3) The workflow for the pilot project started with infants coming in for their vaccinations. Parents received leaflets explaining that their child’s hearing would be tested. Before the child would receive its shots, it would be screened by the trained nurses, then any failures would be referred to ENT offices for further testing and for possible rehabilitation.

Initially we found parents to be reluctant when they learned their child would be undergoing a “hearing test,” fearing that something was wrong. When the testing was reframed as a routine part of infant care, similar to developed countries, acceptance improved. Also, vaccination staff were initially hesitant to refer infants for screening, fearing it would disrupt their workflow. This led our screeners having to go to the vaccination rooms to screen the babies there. This caused the secondary problem of having to work in noisy rooms, which caused many false failures that had to be retested later. But gradually, as everyone saw how quick and useful the process was, cooperation and support increased. Routine equipment malfunctions also caused delays. And – as related to the low-resource setting technical issues and lack of maintenance capacity were major barriers.

4) During the pilot period the four participating hospitals were equipped and successfully screened 962 infants. A total of 932 screenings occurred.

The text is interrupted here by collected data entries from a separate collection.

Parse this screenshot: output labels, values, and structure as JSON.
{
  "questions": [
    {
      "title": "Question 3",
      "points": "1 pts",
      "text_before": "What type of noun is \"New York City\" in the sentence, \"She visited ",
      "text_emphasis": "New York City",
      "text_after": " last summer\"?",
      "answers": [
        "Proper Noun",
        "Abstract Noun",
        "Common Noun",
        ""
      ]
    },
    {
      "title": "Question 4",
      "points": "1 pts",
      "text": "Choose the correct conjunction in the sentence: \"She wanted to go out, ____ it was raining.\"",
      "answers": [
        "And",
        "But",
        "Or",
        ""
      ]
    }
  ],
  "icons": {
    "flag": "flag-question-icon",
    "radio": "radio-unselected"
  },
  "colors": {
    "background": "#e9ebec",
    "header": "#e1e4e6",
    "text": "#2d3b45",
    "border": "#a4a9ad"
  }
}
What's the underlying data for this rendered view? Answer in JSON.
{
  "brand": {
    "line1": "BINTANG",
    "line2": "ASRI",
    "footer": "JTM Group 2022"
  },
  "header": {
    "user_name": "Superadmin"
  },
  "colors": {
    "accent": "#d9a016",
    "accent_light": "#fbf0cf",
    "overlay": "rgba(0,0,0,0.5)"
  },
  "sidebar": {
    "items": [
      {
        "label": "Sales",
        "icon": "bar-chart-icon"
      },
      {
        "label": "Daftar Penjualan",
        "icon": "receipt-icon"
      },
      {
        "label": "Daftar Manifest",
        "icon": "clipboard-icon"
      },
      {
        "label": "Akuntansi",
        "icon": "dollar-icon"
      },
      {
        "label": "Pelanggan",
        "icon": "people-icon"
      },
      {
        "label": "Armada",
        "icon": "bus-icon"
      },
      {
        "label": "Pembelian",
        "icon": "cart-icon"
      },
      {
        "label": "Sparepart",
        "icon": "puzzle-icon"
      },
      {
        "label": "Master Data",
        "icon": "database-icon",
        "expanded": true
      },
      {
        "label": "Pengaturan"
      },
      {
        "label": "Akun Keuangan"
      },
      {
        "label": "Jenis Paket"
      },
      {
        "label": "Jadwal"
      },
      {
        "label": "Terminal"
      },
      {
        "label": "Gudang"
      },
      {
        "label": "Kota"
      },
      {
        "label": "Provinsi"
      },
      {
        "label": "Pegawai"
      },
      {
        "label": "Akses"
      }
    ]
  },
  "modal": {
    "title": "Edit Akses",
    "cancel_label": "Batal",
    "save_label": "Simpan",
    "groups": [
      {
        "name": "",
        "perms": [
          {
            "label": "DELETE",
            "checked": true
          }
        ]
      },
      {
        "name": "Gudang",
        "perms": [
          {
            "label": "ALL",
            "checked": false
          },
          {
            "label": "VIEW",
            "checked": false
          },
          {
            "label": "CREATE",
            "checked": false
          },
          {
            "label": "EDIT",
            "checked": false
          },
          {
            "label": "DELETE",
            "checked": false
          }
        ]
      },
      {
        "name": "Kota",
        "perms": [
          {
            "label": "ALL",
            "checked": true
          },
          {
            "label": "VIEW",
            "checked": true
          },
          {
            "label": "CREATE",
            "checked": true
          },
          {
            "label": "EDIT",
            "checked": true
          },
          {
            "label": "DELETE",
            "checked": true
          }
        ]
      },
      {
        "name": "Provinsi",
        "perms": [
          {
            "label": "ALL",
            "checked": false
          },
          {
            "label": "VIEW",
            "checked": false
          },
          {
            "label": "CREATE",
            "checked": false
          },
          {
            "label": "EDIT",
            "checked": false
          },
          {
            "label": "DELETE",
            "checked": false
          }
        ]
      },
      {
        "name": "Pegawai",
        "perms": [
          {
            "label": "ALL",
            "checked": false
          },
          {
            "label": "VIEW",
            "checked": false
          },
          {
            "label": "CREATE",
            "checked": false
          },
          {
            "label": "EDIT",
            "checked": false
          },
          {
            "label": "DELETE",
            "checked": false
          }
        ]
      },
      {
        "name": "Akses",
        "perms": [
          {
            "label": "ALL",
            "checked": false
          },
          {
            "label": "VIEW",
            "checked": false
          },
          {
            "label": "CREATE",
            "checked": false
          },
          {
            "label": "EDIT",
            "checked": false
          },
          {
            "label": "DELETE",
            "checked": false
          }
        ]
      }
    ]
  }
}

The success of implementation was manifold:

The nurses were efficiently trained. The screenings increased awareness among parents as to hearing loss issues. The staff of the hospital became very supportive. The screening succeeded even in this resource-limited setting.

Discussion

In conclusion, this pilot project proved that infant hearing screening is feasible in low-resource settings. Collaboration, awareness, and consistent data collection are the foundation for sustainability. Although the program was time limited, its feasibility laid the groundwork for future national efforts.

On the implementation side, we identified several key challenges and lessons. Awareness about the importance of hearing screening is still limited among both professionals and the public. We learned that local training programs are essential, and that integrating screening into existing maternal and child health services makes it easier to sustain. Also, we learned that regular engagement with healthcare staff and communities helps maintain participation and success.

On the public policy side: programs like this can continue to raise awareness, strengthen collaborations, and establish support from both local and international partners. With such data, we can begin influencing policymakers to create sustainable systems of evaluation and rehabilitation for hearing care.

Acknowledgement

None.

Conflict of Interest

This study had no funding, and the authors have no conflicts of interest to declare.